Morte di Giulia, appello del papà a Mattarella: «Avremo mai giustizia?»

Venerdì 14 Febbraio 2020
Morte di Giulia, appello del papà a Mattarella: «Avremo mai giustizia?»

Giulia Di Sabatino, 19 anni, fu trovata senza vita sotto un viadotto della A14, in Abruzzo. Del caso della ragazza si è anche parlato durante la visita a Teramo del presidente della Repubblica Sergio Mattarella, e in un incontro svoltosi un prefettura su iniziativa del coordinamento dell’associazione “Codice Rosso”, tra il prefetto e le persone più care di Giulia, a partire dai genitori Meri e Luciano di Tortoreto, piccolo centro in provincia di Teramo. Affranti e commossi per l’udienza ricevuta, i genitori di Giulia hanno trasmesso a Mattarella, attraverso il prefetto, un plico con i documenti sul caso di Giulia e una missiva firmata da Luciano Di Sabatino, il papà.

LEGGI ANCHE Giulia precipitata dal ponte. La madre non crede al suicidio: «Indagate ancora»

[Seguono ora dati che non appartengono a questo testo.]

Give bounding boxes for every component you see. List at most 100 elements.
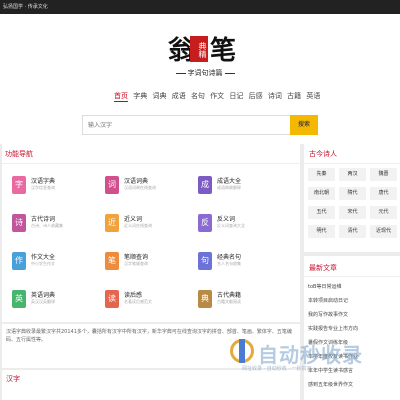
func-item[interactable]: 词 汉语词典 汉语词典在线查询 xyxy=(105,176,195,204)
articles-title: 最新文章 xyxy=(309,264,337,272)
article-link[interactable]: 我的写作故事作文 xyxy=(308,311,348,318)
func-desc: 近义词在线查询 xyxy=(124,223,152,228)
func-item[interactable]: 诗 古代诗词 古诗、诗人收藏集 xyxy=(12,214,102,242)
func-name: 古代诗词 xyxy=(31,216,56,223)
divider xyxy=(304,163,400,164)
func-desc: 成语典故解释 xyxy=(217,185,241,190)
dynasty-link[interactable]: 魏晋 xyxy=(370,168,397,181)
logo-tagline: 字词句诗篇 xyxy=(160,68,250,78)
top-bar: 弘扬国学 · 传承文化 xyxy=(0,0,400,14)
nav-cidian[interactable]: 词典 xyxy=(152,91,166,101)
english-icon: 英 xyxy=(12,290,26,308)
nav-mingju[interactable]: 名句 xyxy=(191,91,205,101)
site-logo[interactable]: 翁 典精 笔 字词句诗篇 xyxy=(160,30,250,86)
hanzi-title: 汉字 xyxy=(6,375,20,383)
articles-panel: 最新文章 toB等日常运维 本转项目启动日记 我的写作故事作文 实践报告专业上市… xyxy=(304,256,400,400)
zidian-icon: 字 xyxy=(12,176,26,194)
function-nav-panel: 功能导航 字 汉语字典 汉字信息查询 词 汉语词典 汉语词典在线查询 成 成语大… xyxy=(2,142,300,322)
watermark: 自动秒收录 网址收录 · 自动秒收 · 一秒搞定 xyxy=(230,337,400,377)
nav-shici[interactable]: 诗词 xyxy=(268,91,282,101)
func-name: 作文大全 xyxy=(31,254,56,261)
func-desc: 中小学生作文 xyxy=(31,261,55,266)
func-desc: 名著读后感范文 xyxy=(124,299,152,304)
func-item[interactable]: 典 古代典籍 古籍文献阅读 xyxy=(198,290,288,318)
nav-zuowen[interactable]: 作文 xyxy=(210,91,224,101)
topbar-text: 弘扬国学 · 传承文化 xyxy=(3,4,48,10)
func-name: 经典名句 xyxy=(217,254,242,261)
essay-icon: 作 xyxy=(12,252,26,270)
nav-riji[interactable]: 日记 xyxy=(229,91,243,101)
func-item[interactable]: 近 近义词 近义词在线查询 xyxy=(105,214,195,242)
dynasty-link[interactable]: 两汉 xyxy=(339,168,366,181)
quote-icon: 句 xyxy=(198,252,212,270)
synonym-icon: 近 xyxy=(105,214,119,232)
func-item[interactable]: 笔 笔顺查询 汉字笔顺查询 xyxy=(105,252,195,280)
divider xyxy=(304,276,400,277)
article-link[interactable]: toB等日常运维 xyxy=(308,283,341,290)
watermark-subtext: 网址收录 · 自动秒收 · 一秒搞定 xyxy=(242,366,312,372)
func-desc: 汉字笔顺查询 xyxy=(124,261,148,266)
antonym-icon: 反 xyxy=(198,214,212,232)
classics-icon: 典 xyxy=(198,290,212,308)
watermark-text: 自动秒收录 xyxy=(258,343,363,367)
func-item[interactable]: 成 成语大全 成语典故解释 xyxy=(198,176,288,204)
func-desc: 反义词查询大全 xyxy=(217,223,245,228)
poets-panel: 古今诗人 先秦 两汉 魏晋 南北朝 隋代 唐代 五代 宋代 元代 明代 清代 近… xyxy=(304,142,400,252)
poem-icon: 诗 xyxy=(12,214,26,232)
nav-hougan[interactable]: 后感 xyxy=(249,91,263,101)
func-desc: 古籍文献阅读 xyxy=(217,299,241,304)
panel-title: 功能导航 xyxy=(5,150,33,158)
chengyu-icon: 成 xyxy=(198,176,212,194)
nav-chengyu[interactable]: 成语 xyxy=(172,91,186,101)
func-name: 成语大全 xyxy=(217,178,242,185)
dynasty-link[interactable]: 近现代 xyxy=(370,225,397,238)
func-name: 读后感 xyxy=(124,292,143,299)
func-item[interactable]: 字 汉语字典 汉字信息查询 xyxy=(12,176,102,204)
dynasty-link[interactable]: 明代 xyxy=(308,225,335,238)
cidian-icon: 词 xyxy=(105,176,119,194)
dynasty-link[interactable]: 隋代 xyxy=(339,187,366,200)
nav-english[interactable]: 英语 xyxy=(306,91,320,101)
func-name: 汉语字典 xyxy=(31,178,56,185)
func-item[interactable]: 句 经典名句 名人名句收集 xyxy=(198,252,288,280)
logo-char-2: 笔 xyxy=(210,36,237,66)
func-desc: 汉语词典在线查询 xyxy=(124,185,156,190)
dynasty-link[interactable]: 宋代 xyxy=(339,206,366,219)
func-name: 古代典籍 xyxy=(217,292,242,299)
dynasty-link[interactable]: 先秦 xyxy=(308,168,335,181)
main-nav: 首页 字典 词典 成语 名句 作文 日记 后感 诗词 古籍 英语 xyxy=(114,91,323,102)
nav-zidian[interactable]: 字典 xyxy=(133,91,147,101)
func-name: 笔顺查询 xyxy=(124,254,149,261)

«Sono un padre di famiglia, il padre di Giulia e di Vanessa che fino a 5 anni fa era il papà più felice del mondo. Sentire la sorella Vanessa da Londra che spesso mi chiede con voce tremante “Papà hanno riaperto il caso di Giulia” mi fa l’effetto di un coltello al cuore. Avremo mai giustizia? Avremo mai una risposta? Io - sottolinea Luciano Di Sabatino - non mi rassegno e continuo a perseguire la via della verità perchè è quello che mi chiede Giulia, quando mi appare in sogno e mi sorride dicendo “Papà, mi manchi troppo”». Parole condivise dalla moglie Meri che mai ha avuto dubbi sul fatto che la figlia aveva tanta voglia di vivere.